The date of construction of the Casa Nobre de Jequitaia is unknown, but is characteristic of residential architecture of Salvador in the mid-18th century. In 1938 the building was occupied by the Center of Production Training of APAE (Centro de Treinamento de Produção da APAE); by the 1940s it was owned by the Brazilian Ministry of War.

==Location==

Casa Nobre de Jequitaia is located in the Calçada neighborhood of Salvador, directly north of the Comércio district. The house once stood at the base of a small hill range close to the waterfront of the Bay of All Saints; due to successive landfill projects it sits farther inland. The house sits on Jequitaia Avenue, formerly known as Avenida Frederico Pontes. The house featured a broad staircase at the time of its construction, but now sits directly on the avenue with no frontage other than a narrow sidewalk. The façade of the building faces directly west on to a mixed industrial-market area on the Bay of All Saints. The house is located nearly adjacent to Casa Pia and College of the Orphans of Saint Joachim, also a protected historic architectural complex.

==Structure==

The exterior is in stone masonry with four columns; the interior consists of concrete pillars and slabs dating to the 20th century. The ground floor has four doors and three windows with alternating curved frames and wooden jambs. The second floor has seven windows with small, decorative balconies with wooden balustrades. The lateral façades of the upper floor have windows similar to those of the main façade. The rear façade consists of an extension of the upper floor on masonry pilasters. The house has four roof eaves on a wooden frame.

It is flanked by two lateral interior galleries that extend from ground level to the roof. They are the earliest examples of lateral galleries in domestic architecture in Bahia; later examples are found in Solar Marback and the plantation house of Engenho Vitória in Cachoeira, the latter never completed.

The house is typical of Portuguese colonial domestic architecture; the ground floor served as an entrance and housing for slaves, servants, and other functions; a second floor, called the pavimento nobre, reserved exclusively for the owner and his family. A small sotão, an attic usually reserved for bedrooms of the daughters of the owner of the house, is elongated and placed perpendicular to the main axis of the roof.

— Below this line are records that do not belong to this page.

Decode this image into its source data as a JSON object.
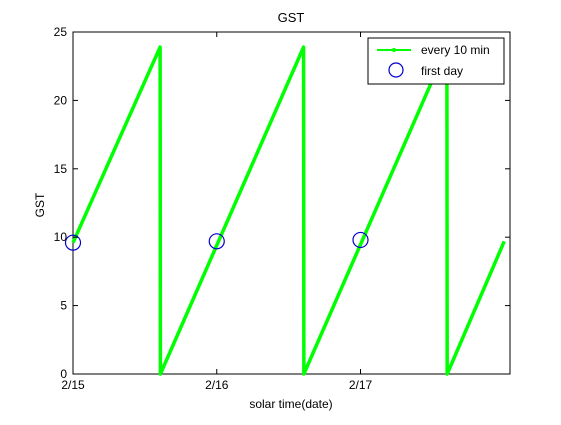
{
  "chart_data": {
    "type": "line",
    "title": "GST",
    "xlabel": "solar time(date)",
    "ylabel": "GST",
    "xlim": [
      0,
      3.04
    ],
    "ylim": [
      0,
      25
    ],
    "x_ticks": [
      {
        "value": 0,
        "label": "2/15"
      },
      {
        "value": 1,
        "label": "2/16"
      },
      {
        "value": 2,
        "label": "2/17"
      }
    ],
    "y_ticks": [
      {
        "value": 0,
        "label": "0"
      },
      {
        "value": 5,
        "label": "5"
      },
      {
        "value": 10,
        "label": "10"
      },
      {
        "value": 15,
        "label": "15"
      },
      {
        "value": 20,
        "label": "20"
      },
      {
        "value": 25,
        "label": "25"
      }
    ],
    "grid": false,
    "legend_position": "top-right",
    "series": [
      {
        "name": "every 10 min",
        "color": "#00ff00",
        "marker": "dot",
        "x": [
          0.0,
          0.606,
          0.607,
          0.608,
          1.604,
          1.605,
          1.606,
          2.601,
          2.602,
          2.603,
          3.0
        ],
        "y": [
          9.6,
          23.9,
          12.0,
          0.0,
          23.9,
          12.0,
          0.0,
          23.9,
          12.0,
          0.0,
          9.7
        ]
      },
      {
        "name": "first day",
        "color": "#0000cc",
        "marker": "circle",
        "x": [
          0.0,
          1.0,
          2.0
        ],
        "y": [
          9.6,
          9.7,
          9.8
        ]
      }
    ]
  }
}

The extensions to the north and south of the building are of more recent construction. It has a low right foot and eight twin windows of more recent construction. A garden is located on the south side of the house and is accessible by a staircase.

==Protected status==

Casa Nobre de Jequitaia was listed as a historic structure by the National Institute of Historic and Artistic Heritage in 1938.

==Access==

Casa Nobre de Jequitaia is not open to the public and may not be visited.